A year ago, Alex Iskold decided that neither approach was likely to deliver on this promise quickly. So he founded AdaptiveBlue to see if he could offer a useful set of services to consumers in the meantime. He took a pragmatic approach combining a lightweight semantic analysis and a narrow focus on a limited set of popular objects like books, movies, wine, and electronics, to see if he could 1) identify many of the objects we come across on the web and 2) anticipate and present a set of possible actions one might want to take having found that object. If you are reading a review of a particular wine, would it be helpful, for instance, to have other similar wines or other wines by the same winemaker available a single click away?

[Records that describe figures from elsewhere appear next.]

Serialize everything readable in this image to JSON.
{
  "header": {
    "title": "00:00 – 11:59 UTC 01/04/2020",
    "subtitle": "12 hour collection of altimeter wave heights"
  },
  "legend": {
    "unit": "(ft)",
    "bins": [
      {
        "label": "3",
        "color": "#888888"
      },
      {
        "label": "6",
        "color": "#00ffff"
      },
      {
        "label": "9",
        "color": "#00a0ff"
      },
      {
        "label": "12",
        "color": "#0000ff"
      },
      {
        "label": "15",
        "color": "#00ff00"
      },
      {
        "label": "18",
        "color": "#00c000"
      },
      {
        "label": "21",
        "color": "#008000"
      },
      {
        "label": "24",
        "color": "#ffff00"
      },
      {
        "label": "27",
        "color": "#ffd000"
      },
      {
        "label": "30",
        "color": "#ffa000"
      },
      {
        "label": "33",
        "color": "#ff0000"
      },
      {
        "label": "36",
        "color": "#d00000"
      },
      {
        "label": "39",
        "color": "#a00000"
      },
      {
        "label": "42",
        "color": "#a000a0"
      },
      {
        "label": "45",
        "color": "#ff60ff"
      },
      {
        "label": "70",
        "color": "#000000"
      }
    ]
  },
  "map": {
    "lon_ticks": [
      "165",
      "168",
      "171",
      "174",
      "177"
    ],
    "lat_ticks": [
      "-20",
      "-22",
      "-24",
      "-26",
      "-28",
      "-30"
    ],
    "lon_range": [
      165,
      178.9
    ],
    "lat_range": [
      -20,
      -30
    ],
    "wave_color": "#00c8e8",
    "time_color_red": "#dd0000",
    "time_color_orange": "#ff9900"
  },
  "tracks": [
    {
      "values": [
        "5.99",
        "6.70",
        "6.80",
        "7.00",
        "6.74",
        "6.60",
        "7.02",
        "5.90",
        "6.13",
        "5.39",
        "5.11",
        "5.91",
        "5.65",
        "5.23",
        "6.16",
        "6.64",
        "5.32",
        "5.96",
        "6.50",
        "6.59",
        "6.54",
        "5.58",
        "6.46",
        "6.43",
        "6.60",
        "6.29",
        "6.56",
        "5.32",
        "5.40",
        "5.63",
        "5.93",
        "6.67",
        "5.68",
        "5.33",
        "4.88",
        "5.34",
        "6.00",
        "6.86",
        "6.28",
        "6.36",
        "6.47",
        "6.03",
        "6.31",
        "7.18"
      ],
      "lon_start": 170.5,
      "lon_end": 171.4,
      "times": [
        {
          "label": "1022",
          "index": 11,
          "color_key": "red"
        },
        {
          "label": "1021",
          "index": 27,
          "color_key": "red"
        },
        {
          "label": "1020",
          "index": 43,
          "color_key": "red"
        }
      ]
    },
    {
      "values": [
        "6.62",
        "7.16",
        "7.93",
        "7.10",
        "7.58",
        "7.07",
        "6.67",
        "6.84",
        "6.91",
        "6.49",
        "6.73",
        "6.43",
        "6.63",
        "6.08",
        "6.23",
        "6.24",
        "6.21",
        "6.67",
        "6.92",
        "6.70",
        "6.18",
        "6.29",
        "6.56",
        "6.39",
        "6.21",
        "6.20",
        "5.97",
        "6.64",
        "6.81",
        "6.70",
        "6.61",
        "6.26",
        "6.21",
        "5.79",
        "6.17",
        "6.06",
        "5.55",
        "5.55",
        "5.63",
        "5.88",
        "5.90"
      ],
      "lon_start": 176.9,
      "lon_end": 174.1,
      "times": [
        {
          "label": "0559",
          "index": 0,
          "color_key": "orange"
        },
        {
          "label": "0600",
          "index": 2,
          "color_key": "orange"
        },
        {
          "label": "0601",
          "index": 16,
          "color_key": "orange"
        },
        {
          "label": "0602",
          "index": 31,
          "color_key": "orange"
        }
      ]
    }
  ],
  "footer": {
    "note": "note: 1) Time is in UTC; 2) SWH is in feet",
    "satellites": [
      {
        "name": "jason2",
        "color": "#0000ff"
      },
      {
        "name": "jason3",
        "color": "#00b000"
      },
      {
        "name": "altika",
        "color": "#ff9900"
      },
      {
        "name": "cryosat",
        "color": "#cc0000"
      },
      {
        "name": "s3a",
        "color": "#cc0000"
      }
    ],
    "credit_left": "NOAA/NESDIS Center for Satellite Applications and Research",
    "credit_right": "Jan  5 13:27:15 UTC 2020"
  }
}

When we met Alex last October, we were surprised by how often AdaptiveBlue’s analysis was able to tease out semantic information about objects on the web and how useful it was to have information and services related to that object immediately at hand. We believe that AdaptiveBlue’s services will simplify browsing, create meaningful recommendations, filter information, and enhance productivity.
AdaptiveBlue works across a large portion of the web today. There is no requirement for individual site owners to add their own metadata because AdaptiveBlue leverages their own top-down approach to building a semantic web. However, we are particularly excited about the prospect of the AdaptiveBlue developing tools that allow users to build the semantic web from the bottom-up to fill in the gaps and correct the top-down approach when necessary.
We are also pleased to be in business with Alex Iskold. We closed on a Series A investment in AdaptiveBlue late last week. Alex is an experienced entrepreneur and a contributor to Read/Write Web. We have been consistently impressed by Alex’s opinions regarding the prospect of a semantic web and the market for lightweight web services. We are excited to be a part of the dialogue around Alex, AdaptiveBlue, and the Semantic Web.